A Little Bad News and a Dilemma
Unfortunately, the oil painting that is part of the sale had a problem that I discovered when I took it off the wall in our house and brought it into the studio. There was this little chip... When I pressed on the area, it felt loose and I started to scrape off the loose part. Before I knew it, most of the painting was becoming detached from the canvas.

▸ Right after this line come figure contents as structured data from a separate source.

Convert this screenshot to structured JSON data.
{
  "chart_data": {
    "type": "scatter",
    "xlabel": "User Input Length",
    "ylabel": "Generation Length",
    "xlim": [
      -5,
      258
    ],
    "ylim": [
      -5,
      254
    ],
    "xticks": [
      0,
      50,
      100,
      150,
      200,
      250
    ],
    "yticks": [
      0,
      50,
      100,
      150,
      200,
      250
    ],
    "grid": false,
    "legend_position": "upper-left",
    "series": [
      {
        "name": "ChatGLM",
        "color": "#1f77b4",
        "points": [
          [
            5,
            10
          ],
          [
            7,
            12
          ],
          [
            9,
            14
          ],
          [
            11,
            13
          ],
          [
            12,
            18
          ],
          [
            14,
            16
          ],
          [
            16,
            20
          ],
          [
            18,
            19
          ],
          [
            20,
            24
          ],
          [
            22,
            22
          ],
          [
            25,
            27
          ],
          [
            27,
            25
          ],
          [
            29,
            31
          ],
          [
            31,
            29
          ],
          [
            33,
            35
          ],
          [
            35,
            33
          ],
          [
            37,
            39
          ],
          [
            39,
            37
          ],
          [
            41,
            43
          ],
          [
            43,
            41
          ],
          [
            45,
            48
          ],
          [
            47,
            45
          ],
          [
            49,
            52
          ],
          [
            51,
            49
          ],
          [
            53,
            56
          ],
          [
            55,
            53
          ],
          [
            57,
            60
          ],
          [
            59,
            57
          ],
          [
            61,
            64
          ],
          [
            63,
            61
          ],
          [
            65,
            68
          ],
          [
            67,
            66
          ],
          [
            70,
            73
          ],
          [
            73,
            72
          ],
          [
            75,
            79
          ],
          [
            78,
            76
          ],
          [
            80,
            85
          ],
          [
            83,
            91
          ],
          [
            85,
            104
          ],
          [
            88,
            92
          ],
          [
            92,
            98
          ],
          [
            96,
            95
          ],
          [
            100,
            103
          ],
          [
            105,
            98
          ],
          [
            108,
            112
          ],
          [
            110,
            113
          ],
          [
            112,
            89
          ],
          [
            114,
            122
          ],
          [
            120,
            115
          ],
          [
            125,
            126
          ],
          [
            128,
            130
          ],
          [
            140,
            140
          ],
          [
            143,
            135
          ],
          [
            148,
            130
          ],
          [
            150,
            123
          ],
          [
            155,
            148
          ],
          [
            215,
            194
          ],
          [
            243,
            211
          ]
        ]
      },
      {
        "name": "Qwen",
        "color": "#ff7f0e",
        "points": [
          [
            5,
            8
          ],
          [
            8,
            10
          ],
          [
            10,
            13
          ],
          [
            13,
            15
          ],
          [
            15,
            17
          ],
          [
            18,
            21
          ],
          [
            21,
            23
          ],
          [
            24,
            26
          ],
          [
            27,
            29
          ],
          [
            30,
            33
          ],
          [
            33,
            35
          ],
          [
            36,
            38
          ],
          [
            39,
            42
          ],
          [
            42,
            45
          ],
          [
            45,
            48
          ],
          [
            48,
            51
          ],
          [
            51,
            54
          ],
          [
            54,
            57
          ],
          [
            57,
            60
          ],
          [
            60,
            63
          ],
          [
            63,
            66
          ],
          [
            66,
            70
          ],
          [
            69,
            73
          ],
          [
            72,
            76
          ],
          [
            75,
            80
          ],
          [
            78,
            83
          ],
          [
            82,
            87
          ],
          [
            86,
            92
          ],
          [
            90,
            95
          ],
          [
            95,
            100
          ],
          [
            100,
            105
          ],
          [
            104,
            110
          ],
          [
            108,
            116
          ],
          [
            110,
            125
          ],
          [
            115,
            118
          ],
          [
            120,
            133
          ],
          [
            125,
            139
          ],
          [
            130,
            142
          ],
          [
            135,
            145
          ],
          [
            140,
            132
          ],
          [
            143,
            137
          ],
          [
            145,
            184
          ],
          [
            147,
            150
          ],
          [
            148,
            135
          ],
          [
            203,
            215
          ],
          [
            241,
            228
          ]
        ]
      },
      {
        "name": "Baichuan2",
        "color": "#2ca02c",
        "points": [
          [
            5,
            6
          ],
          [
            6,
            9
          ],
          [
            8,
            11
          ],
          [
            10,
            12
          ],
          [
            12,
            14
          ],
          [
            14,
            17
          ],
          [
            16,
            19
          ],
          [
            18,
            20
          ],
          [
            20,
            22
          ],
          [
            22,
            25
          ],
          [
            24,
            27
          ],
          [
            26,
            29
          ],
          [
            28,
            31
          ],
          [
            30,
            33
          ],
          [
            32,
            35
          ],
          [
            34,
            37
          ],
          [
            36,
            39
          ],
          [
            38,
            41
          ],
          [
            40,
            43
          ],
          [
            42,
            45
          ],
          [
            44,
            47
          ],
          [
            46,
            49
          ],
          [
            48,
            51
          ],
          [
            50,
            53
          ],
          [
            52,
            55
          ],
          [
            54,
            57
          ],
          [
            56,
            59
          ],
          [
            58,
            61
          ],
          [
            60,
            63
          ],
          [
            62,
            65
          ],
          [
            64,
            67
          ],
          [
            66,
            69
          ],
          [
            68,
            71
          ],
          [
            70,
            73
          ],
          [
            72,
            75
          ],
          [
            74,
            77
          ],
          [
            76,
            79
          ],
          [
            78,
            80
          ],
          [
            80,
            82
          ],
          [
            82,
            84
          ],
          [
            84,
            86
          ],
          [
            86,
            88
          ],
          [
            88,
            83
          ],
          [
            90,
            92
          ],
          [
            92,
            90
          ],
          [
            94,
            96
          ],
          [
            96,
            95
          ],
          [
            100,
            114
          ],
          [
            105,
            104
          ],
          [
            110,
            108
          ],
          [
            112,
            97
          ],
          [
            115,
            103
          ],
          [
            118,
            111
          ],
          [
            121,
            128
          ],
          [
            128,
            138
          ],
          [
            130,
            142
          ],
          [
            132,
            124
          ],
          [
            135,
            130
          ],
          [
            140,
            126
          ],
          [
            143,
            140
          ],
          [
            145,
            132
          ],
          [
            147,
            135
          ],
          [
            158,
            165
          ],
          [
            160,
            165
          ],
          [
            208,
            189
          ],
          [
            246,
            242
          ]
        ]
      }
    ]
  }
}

Oooo, 2007, oil and cold wax on canvas, 36x36

The dilemma was, should I just try to repaint the loose area or cancel the sale? I chose the third option: I am repainting the picture on a new canvas starting today. I didn't want to send a product out into the world that had some kind of physical defect (that would probably come back to haunt me.) I'm actually looking forward to it because I haven't worked with oil for a while and it should be fun - just paint and no decisions. The questions is, can I really copy my own work? Well, that will be a challenge, but I'm printing out the image in a large format and will see what happens. I may have to paint two paintings - one the way it was and one the way I would paint it now. The artist's life is always a challenge.

Addendum
For those who are curious, I think that the reason the painting cracked was twofold:

1) I had a very dry underpainting underneath
2) I painted with a heavy paste of cold wax medium and oil paint that probably contained too much of the cold wax. The directions say to limit it to 50/50 medium and paint, but I probably exceeded that. Remember: fat over lean? Well, I probably didn't have enough fat for all that lean underneath.

This time I am mixing in a standard oil painting medium of stand oil/turpentine/damar varnish along with the cold wax medium and I am starting on a freshly gessoed canvas. I think that will stick to the canvas a lot better. The piece will look less matte but more juicy.